At present I’m not doing anything but blogging, streaming short essays.  I only want to write.  I don’t want to do anything else.  But an intelligent computer-equipped person (possibly through the helpfulness of a library or cyber-café) could right this minute begin to supply contracted work in editing, researching, developing markets, organizing distribution, and all the other things that scowling young men and tubby old ladies don’t want to do because they are busy writing.  Intermediating is where it’s “at” for alert people who want to work with stories.  If you only want to write, you no longer need an intermediary.

2 comments:

Art Durkee said...

I imagine that the artisanal hand-made art book is one key way the book will endure. I've made a couple of hand-made art books and plan to make more.

I am also aware of a small but dedicated movement of printers restoring and using older hand-set type on older hand-set presses, to do specialized publishing of limited runs of materials of all kinds. My sister is interested in becoming one of these. She already has the bindery skills.

I like artisan books because they remind us that reading a book isn't only about absorbing the text, the contents, it is an entire sensual experience in itself. When I was a kid, I used to love the smells of paper and ink used, and loved that about the books and newspapers I read.

A lot of writers are biased towards the text, of course. For them, the book is just a carrier of their brilliant ideas, so they don't really care what format the book is in do long as it delivers their brilliant words, and they can make money off it.

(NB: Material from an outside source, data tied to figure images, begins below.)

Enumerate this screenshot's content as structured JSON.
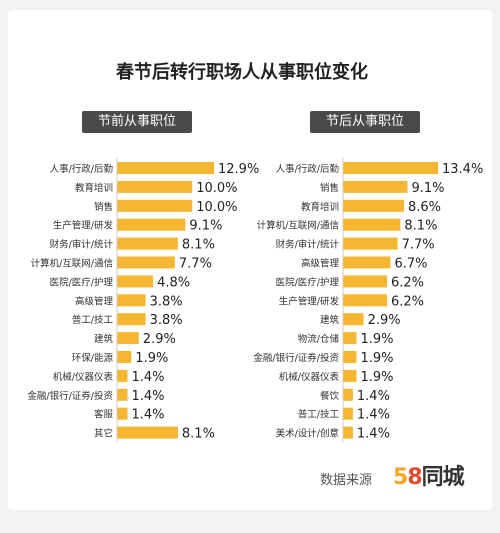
{
  "title": "春节后转行职场人从事职位变化",
  "footer": {
    "source_label": "数据来源",
    "logo_5": "5",
    "logo_8": "8",
    "logo_text": "同城"
  },
  "colors": {
    "bar": "#F5B731",
    "header_bg": "#4A4A4A"
  },
  "chart_data": [
    {
      "type": "bar",
      "orientation": "horizontal",
      "title": "节前从事职位",
      "categories": [
        "人事/行政/后勤",
        "教育培训",
        "销售",
        "生产管理/研发",
        "财务/审计/统计",
        "计算机/互联网/通信",
        "医院/医疗/护理",
        "高级管理",
        "普工/技工",
        "建筑",
        "环保/能源",
        "机械/仪器仪表",
        "金融/银行/证券/投资",
        "客服",
        "其它"
      ],
      "values": [
        12.9,
        10.0,
        10.0,
        9.1,
        8.1,
        7.7,
        4.8,
        3.8,
        3.8,
        2.9,
        1.9,
        1.4,
        1.4,
        1.4,
        8.1
      ],
      "labels": [
        "12.9%",
        "10.0%",
        "10.0%",
        "9.1%",
        "8.1%",
        "7.7%",
        "4.8%",
        "3.8%",
        "3.8%",
        "2.9%",
        "1.9%",
        "1.4%",
        "1.4%",
        "1.4%",
        "8.1%"
      ]
    },
    {
      "type": "bar",
      "orientation": "horizontal",
      "title": "节后从事职位",
      "categories": [
        "人事/行政/后勤",
        "销售",
        "教育培训",
        "计算机/互联网/通信",
        "财务/审计/统计",
        "高级管理",
        "医院/医疗/护理",
        "生产管理/研发",
        "建筑",
        "物流/仓储",
        "金融/银行/证券/投资",
        "机械/仪器仪表",
        "餐饮",
        "普工/技工",
        "美术/设计/创意"
      ],
      "values": [
        13.4,
        9.1,
        8.6,
        8.1,
        7.7,
        6.7,
        6.2,
        6.2,
        2.9,
        1.9,
        1.9,
        1.9,
        1.4,
        1.4,
        1.4
      ],
      "labels": [
        "13.4%",
        "9.1%",
        "8.6%",
        "8.1%",
        "7.7%",
        "6.7%",
        "6.2%",
        "6.2%",
        "2.9%",
        "1.9%",
        "1.9%",
        "1.9%",
        "1.4%",
        "1.4%",
        "1.4%"
      ]
    }
  ]
}
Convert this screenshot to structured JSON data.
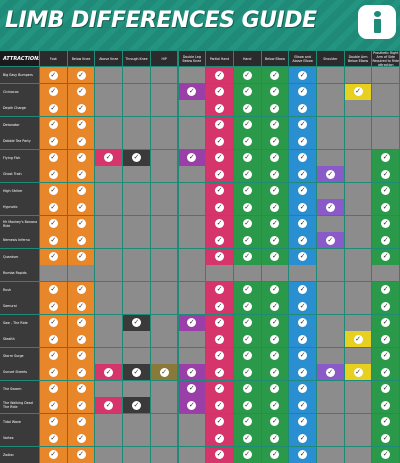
{
  "title": "LIMB DIFFERENCES GUIDE",
  "logo_icon": "info-icon",
  "headers": [
    "ATTRACTIONS",
    "Foot",
    "Below Knee",
    "Above Knee",
    "Through Knee",
    "HIP",
    "Double Leg Below Knee",
    "Partial Hand",
    "Hand",
    "Below Elbow",
    "Elbow and Above Elbow",
    "Shoulder",
    "Double Arm Below Elbow",
    "Prosthetic Right Arm of Side Required to Ride attraction"
  ],
  "column_colors": [
    "#e8862a",
    "#e8862a",
    "#d6356b",
    "#3a3a3a",
    "#8a7a3a",
    "#9b3fa8",
    "#d6356b",
    "#2a9a4a",
    "#2a9a4a",
    "#2a8fd0",
    "#8a5ac8",
    "#e8d020",
    "#2a9a4a"
  ],
  "empty_color": "#8c8c8c",
  "rows": [
    {
      "name": "Big Easy Bumpers",
      "cells": [
        1,
        1,
        0,
        0,
        0,
        0,
        1,
        1,
        1,
        1,
        0,
        0,
        0
      ]
    },
    {
      "name": "Cicinacos",
      "cells": [
        1,
        1,
        0,
        0,
        0,
        1,
        1,
        1,
        1,
        1,
        0,
        1,
        0
      ]
    },
    {
      "name": "Depth Charge",
      "cells": [
        1,
        1,
        0,
        0,
        0,
        0,
        1,
        1,
        1,
        1,
        0,
        0,
        0
      ]
    },
    {
      "name": "Detonator",
      "cells": [
        1,
        1,
        0,
        0,
        0,
        0,
        1,
        1,
        1,
        1,
        0,
        0,
        0
      ]
    },
    {
      "name": "Dobble Tea Party",
      "cells": [
        1,
        1,
        0,
        0,
        0,
        0,
        1,
        1,
        1,
        1,
        0,
        0,
        0
      ]
    },
    {
      "name": "Flying Fish",
      "cells": [
        1,
        1,
        1,
        1,
        0,
        1,
        1,
        1,
        1,
        1,
        0,
        0,
        1
      ]
    },
    {
      "name": "Ghost Train",
      "cells": [
        1,
        1,
        0,
        0,
        0,
        0,
        1,
        1,
        1,
        1,
        1,
        0,
        1
      ]
    },
    {
      "name": "High Striker",
      "cells": [
        1,
        1,
        0,
        0,
        0,
        0,
        1,
        1,
        1,
        1,
        0,
        0,
        1
      ]
    },
    {
      "name": "Hypnotic",
      "cells": [
        1,
        1,
        0,
        0,
        0,
        0,
        1,
        1,
        1,
        1,
        1,
        0,
        1
      ]
    },
    {
      "name": "Mr Monkey's Banana Ride",
      "cells": [
        1,
        1,
        0,
        0,
        0,
        0,
        1,
        1,
        1,
        1,
        0,
        0,
        1
      ]
    },
    {
      "name": "Nemesis Inferno",
      "cells": [
        1,
        1,
        0,
        0,
        0,
        0,
        1,
        1,
        1,
        1,
        1,
        0,
        1
      ]
    },
    {
      "name": "Quantum",
      "cells": [
        1,
        1,
        0,
        0,
        0,
        0,
        1,
        1,
        1,
        1,
        0,
        0,
        1
      ]
    },
    {
      "name": "Rumba Rapids",
      "cells": [
        0,
        0,
        0,
        0,
        0,
        0,
        0,
        0,
        0,
        0,
        0,
        0,
        0
      ]
    },
    {
      "name": "Rush",
      "cells": [
        1,
        1,
        0,
        0,
        0,
        0,
        1,
        1,
        1,
        1,
        0,
        0,
        1
      ]
    },
    {
      "name": "Samurai",
      "cells": [
        1,
        1,
        0,
        0,
        0,
        0,
        1,
        1,
        1,
        1,
        0,
        0,
        1
      ]
    },
    {
      "name": "Saw - The Ride",
      "cells": [
        1,
        1,
        0,
        1,
        0,
        1,
        1,
        1,
        1,
        1,
        0,
        0,
        1
      ]
    },
    {
      "name": "Stealth",
      "cells": [
        1,
        1,
        0,
        0,
        0,
        0,
        1,
        1,
        1,
        1,
        0,
        1,
        1
      ]
    },
    {
      "name": "Storm Surge",
      "cells": [
        1,
        1,
        0,
        0,
        0,
        0,
        1,
        1,
        1,
        1,
        0,
        0,
        1
      ]
    },
    {
      "name": "Sunset Streets",
      "cells": [
        1,
        1,
        1,
        1,
        1,
        1,
        1,
        1,
        1,
        1,
        1,
        1,
        1
      ]
    },
    {
      "name": "The Swarm",
      "cells": [
        1,
        1,
        0,
        0,
        0,
        1,
        1,
        1,
        1,
        1,
        0,
        0,
        1
      ]
    },
    {
      "name": "The Walking Dead The Ride",
      "cells": [
        1,
        1,
        1,
        1,
        0,
        1,
        1,
        1,
        1,
        1,
        0,
        0,
        1
      ]
    },
    {
      "name": "Tidal Wave",
      "cells": [
        1,
        1,
        0,
        0,
        0,
        0,
        1,
        1,
        1,
        1,
        0,
        0,
        1
      ]
    },
    {
      "name": "Vortex",
      "cells": [
        1,
        1,
        0,
        0,
        0,
        0,
        1,
        1,
        1,
        1,
        0,
        0,
        1
      ]
    },
    {
      "name": "Zodiac",
      "cells": [
        1,
        1,
        0,
        0,
        0,
        0,
        1,
        1,
        1,
        1,
        0,
        0,
        1
      ]
    }
  ]
}
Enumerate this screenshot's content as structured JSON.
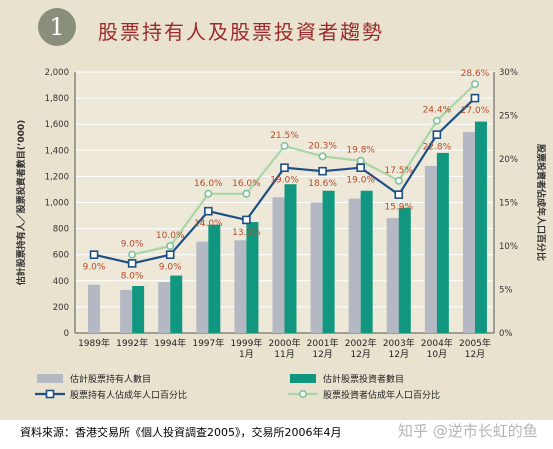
{
  "header": {
    "number": "1",
    "title": "股票持有人及股票投資者趨勢"
  },
  "source": "資料來源：香港交易所《個人投資調查2005》，交易所2006年4月",
  "watermark": "知乎 @逆市长虹的鱼",
  "colors": {
    "holders_bar": "#b3b8c3",
    "investors_bar": "#11967f",
    "holders_line": "#1d4f82",
    "investors_line": "#a9d6a6",
    "investors_marker": "#7fc39b",
    "pct_label": "#b84a2a",
    "background": "#e8e2cf"
  },
  "chart_data": {
    "type": "bar",
    "categories": [
      {
        "l1": "1989年",
        "l2": ""
      },
      {
        "l1": "1992年",
        "l2": ""
      },
      {
        "l1": "1994年",
        "l2": ""
      },
      {
        "l1": "1997年",
        "l2": ""
      },
      {
        "l1": "1999年",
        "l2": "1月"
      },
      {
        "l1": "2000年",
        "l2": "11月"
      },
      {
        "l1": "2001年",
        "l2": "12月"
      },
      {
        "l1": "2002年",
        "l2": "12月"
      },
      {
        "l1": "2003年",
        "l2": "12月"
      },
      {
        "l1": "2004年",
        "l2": "10月"
      },
      {
        "l1": "2005年",
        "l2": "12月"
      }
    ],
    "ylabel": "估計股票持有人／股票投資者數目(’000)",
    "y2label": "股票投資者佔成年人口百分比",
    "ylim": [
      0,
      2000
    ],
    "yticks": [
      "0",
      "200",
      "400",
      "600",
      "800",
      "1,000",
      "1,200",
      "1,400",
      "1,600",
      "1,800",
      "2,000"
    ],
    "y2lim": [
      0,
      30
    ],
    "y2ticks": [
      "0%",
      "5%",
      "10%",
      "15%",
      "20%",
      "25%",
      "30%"
    ],
    "series": [
      {
        "name": "估計股票持有人數目",
        "kind": "bar",
        "values": [
          370,
          330,
          390,
          700,
          710,
          1040,
          1000,
          1030,
          880,
          1280,
          1540
        ]
      },
      {
        "name": "估計股票投資者數目",
        "kind": "bar",
        "values": [
          null,
          360,
          440,
          830,
          850,
          1140,
          1090,
          1090,
          960,
          1380,
          1620
        ]
      },
      {
        "name": "股票持有人佔成年人口百分比",
        "kind": "line",
        "axis": "y2",
        "values": [
          9.0,
          8.0,
          9.0,
          14.0,
          13.0,
          19.0,
          18.6,
          19.0,
          15.9,
          22.8,
          27.0
        ],
        "labels": [
          "9.0%",
          "8.0%",
          "9.0%",
          "14.0%",
          "13.0%",
          "19.0%",
          "18.6%",
          "19.0%",
          "15.9%",
          "22.8%",
          "27.0%"
        ]
      },
      {
        "name": "股票投資者佔成年人口百分比",
        "kind": "line",
        "axis": "y2",
        "values": [
          null,
          9.0,
          10.0,
          16.0,
          16.0,
          21.5,
          20.3,
          19.8,
          17.5,
          24.4,
          28.6
        ],
        "labels": [
          "",
          "9.0%",
          "10.0%",
          "16.0%",
          "16.0%",
          "21.5%",
          "20.3%",
          "19.8%",
          "17.5%",
          "24.4%",
          "28.6%"
        ]
      }
    ]
  }
}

I've thought more than once that it would be interesting to offer a college course to writers that would be a year-long course that would start with them writing, say, a book of poems, than take them all the way through design, typography, printing, and bindery. Since I have all those skills, it would be interesting to teach such a class. Maybe someday.

Anonymous said...

you would enjoy two shows at the Holter in Helena:

http://www.holtermuseum.org/category/art/now-showing/


LOIS CONNER/GEOFFREY JAMES/LEE FRIEDLANDER: THE WIDE OPEN
Sherman Gallery
Jan 21 – April 3, 2011
Reception: Friday, Jan 21, 5:30 – 8pm

The stark beauty of Montana’s High Plains is captured by three of the most accomplished photographers working today: Lee Friedlander and Lois Conner of New York and Geoffrey James of Canada. Dramatic black-and-white images accompany the work of 22 prominent writers from The Wide Open, edited by author Annick Smith and Susan O’Connor, founder of the American Prairie Reserve

Image: Geoffrey James, North of Winifred, 2004.

STEPHANIE FROSTAD: WAY WILL OPEN
Bair Gallery
Feb 21 – April 3, 2011
Reception: Friday, Jan 21, 5:30 – 8pm
Gallery Talk: Saturday, Jan 22, 11:00am – noon

Few artists capture the tension between the land and the human presence as Stephanie Frostad. Her work embodies the phrase “way will open,” an old Quaker expression of faith for navigating through uncertain times. This innovative exhibition brings together landscape studies, still life and figure drawings, and paintings in a studio environment that reveals the artist’s own inner world.